Well, nggak mungkin banget sih, sebenarnya, kita punya guru yang bakalan benar-benar tau kondisi kelas kita luar dalam, karena kalo di real life kita cenderung menghindari guru, ahahahahaha.
Tapi, the lack of teacher itu yang sebenarnya bisa bikin kelas berpotensi untuk amburadul.
Kalau diperhatikan sejak chapter awal-awal, yang bikin semua anak di kelas 3-E semangat itu Korosensei. Yang nyeramahin mereka pas ada anak nyebelin itu Korosensei. Yang nyadarin dan ngerubah sifat anak nyebelin itu Korosensei (Karma tuh huahaha). Jadi kalau diliat-liat si guru itu juga pegang peran penting buat keselamatan, no, kesejahteraan anak didiknya.
Oke, mungkin sampai sini bakal ada yang argumen
"Lho, kan ada BK, kan biasanya guru itu bakalan nyeramahin anak nakal gitu, tapi lihat hasilnya, nggak efektif!"
Yah, lihat dulu nyeramahinnya gimana.
Entah ya, apakah di dunia nyata beginian bisa berhasil apa enggak aku juga nggak tahu. Tapiii, gimana kalau nyeramahinnya pake cara baik-baik? Maksudku, bukan dengan "Kamu jangan ngerokok! Ngerokok bisa bikin kamu penyakitan!" tapi dengan lebih mencontohkan hasil nyata dari perbuatannya. Kalau langsung ngelarang gitu bakalan malah bikin si anak jadi makin pingin ngelakuin!
Dan bukan dengan dipanggil ke kantor dan diceramahin, tapi dengan si guru ngomongin santai macam sambil makan di kantin gitu deh.
Ah, mbulet ah.
Jadi, ini sudah hampir jam dua pagi dan aku semakin ngantuk. Ini curcolan semakin ngawur saja isinya.
Jadi, balik ke masalah kelas.
Ada satu lagi masalah yang bikin kelas jadi nggak enak. Anak pendiam! Berdasarkan referensi dari kehidupan sehari-hari, anak pendiam biasanya bakalan terus didiamkan.... teruusss dan terus hingga akhir masa sekolahnya, dan biasanya dia cuma bakalan punya beberapa teman aja, yang nggak jarang juga sama diamnya.
Gimana kalau dibikin kayak masalahnya si Okuda Manami si maniak kimia di 3-E... Dia kan pendiam tuh (yah, berdasarkan apa yang digambarkan di komiknya, sih) dan cara anak kelas 3-E buat dia nggak terlalu kuper itu dengan membuatnya bisa melebarkan sayap dengan kemampuannya, yaitu ahli kimia. Dan, yak, bisa dibilang sekarang si Okuda jadi pemasok racun-racun dan ramuan-ramuan lain buat rencana pembunuhan Korosensei.

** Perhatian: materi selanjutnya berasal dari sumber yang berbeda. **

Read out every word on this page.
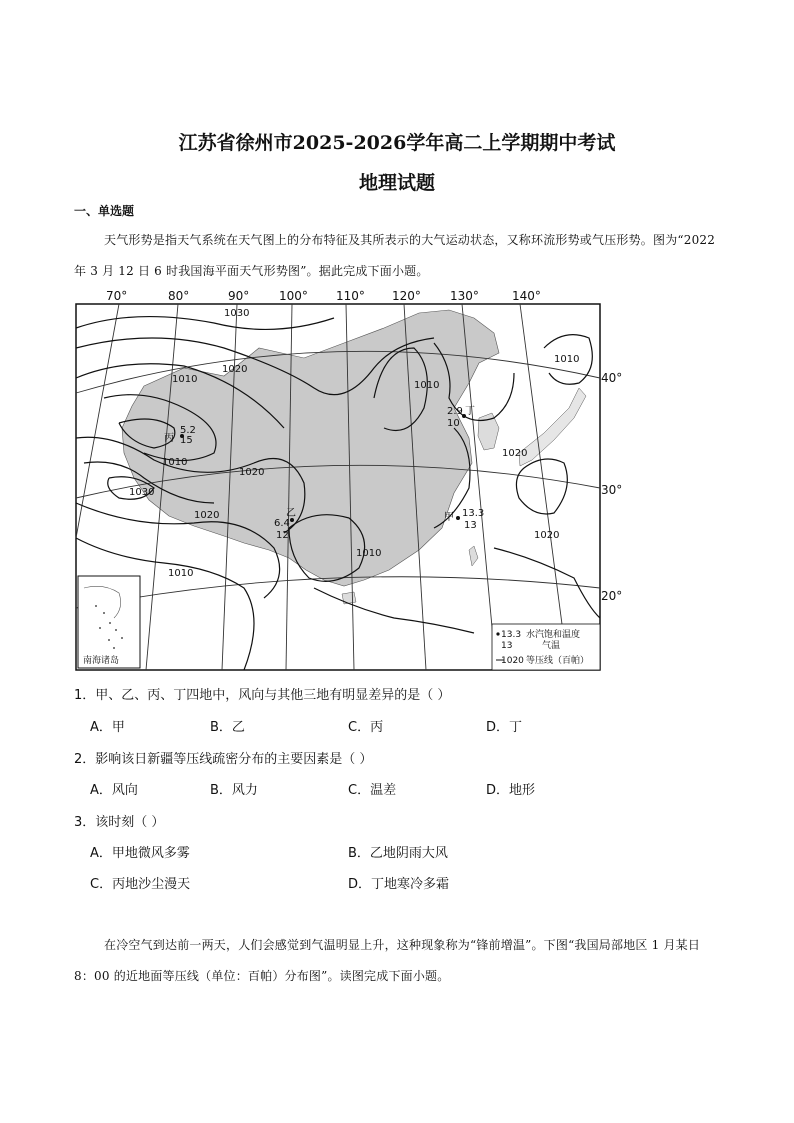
江苏省徐州市2025-2026学年高二上学期期中考试
地理试题
一、单选题
天气形势是指天气系统在天气图上的分布特征及其所表示的大气运动状态，又称环流形势或气压形势。图为“2022 年 3 月 12 日 6 时我国海平面天气形势图”。据此完成下面小题。
70°	80°	90° 100° 110° 120° 130°	140°
1030
1020
1010
1010
1020
1030
1020
1010
1010
1020
1010
1010
1020
40°
30°
20°
2.9 丁
10
5.2
丙 15
6.4
乙
12
甲 13.3
13
南海诸岛
13.3
13
水汽饱和温度
气温
1020 等压线（百帕）
1．甲、乙、丙、丁四地中，风向与其他三地有明显差异的是（ ）
A．甲	B．乙	C．丙	D．丁
2．影响该日新疆等压线疏密分布的主要因素是（ ）
A．风向	B．风力	C．温差	D．地形
3．该时刻（ ）
A．甲地微风多雾	B．乙地阴雨大风
C．丙地沙尘漫天	D．丁地寒冷多霜
在冷空气到达前一两天，人们会感觉到气温明显上升，这种现象称为“锋前增温”。下图“我国局部地区 1 月某日 8：00 的近地面等压线（单位：百帕）分布图”。读图完成下面小题。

That's another point, jangan sindir anak pendiam gara-gara diamnya. Find their skill first, then let them spread their wings.
Yah, misal ada anak pendiam gamer otaku yang suka mojok di kelas dengan headset terpasang dan mata terpaku di layar hape yang ternyata lagi muter anime ecchi terbaru //what. Eh, ternyata dia pinter fisika! Yah, jangan malah dihina gara-gara suka nonton ecchi-nya. Bikin dia merasa terbutuhkan, minta mereka ngerjain soal-soal fisika yang kita nggak paham, dan thank them for that. Ulangi cycle itu, sampai mereka ngerasa "Ah, ternyata temenku ngebutuhin aku juga."
Well, kalau itu anak nggak mau ngebuka diri juga ya berarti dia yang agakan geje. //gak
//btw itu "anak gamer otaku yang suka mojok di kelas dengan headset terpasang dan mata terpaku di layar hape yang ternyata lagi muter anime ecchi terbaru" berasal dari karangan saya semata. Tidak merujuk pada seseorang tertentu yang saya kenal.
//ngakak
Apalagi ya...
Ah, pokok intinya kelas 3-E itu keren deh. Anak-anaknya saling mensupport, they trust each other, dan yang paling penting mereka merasa nyaman sama kondisi kelas mereka walaupun belajar di gedung bobrok di tengah gunung gitu. I want that class so badly - but, well, all I can do is accepting what I have now.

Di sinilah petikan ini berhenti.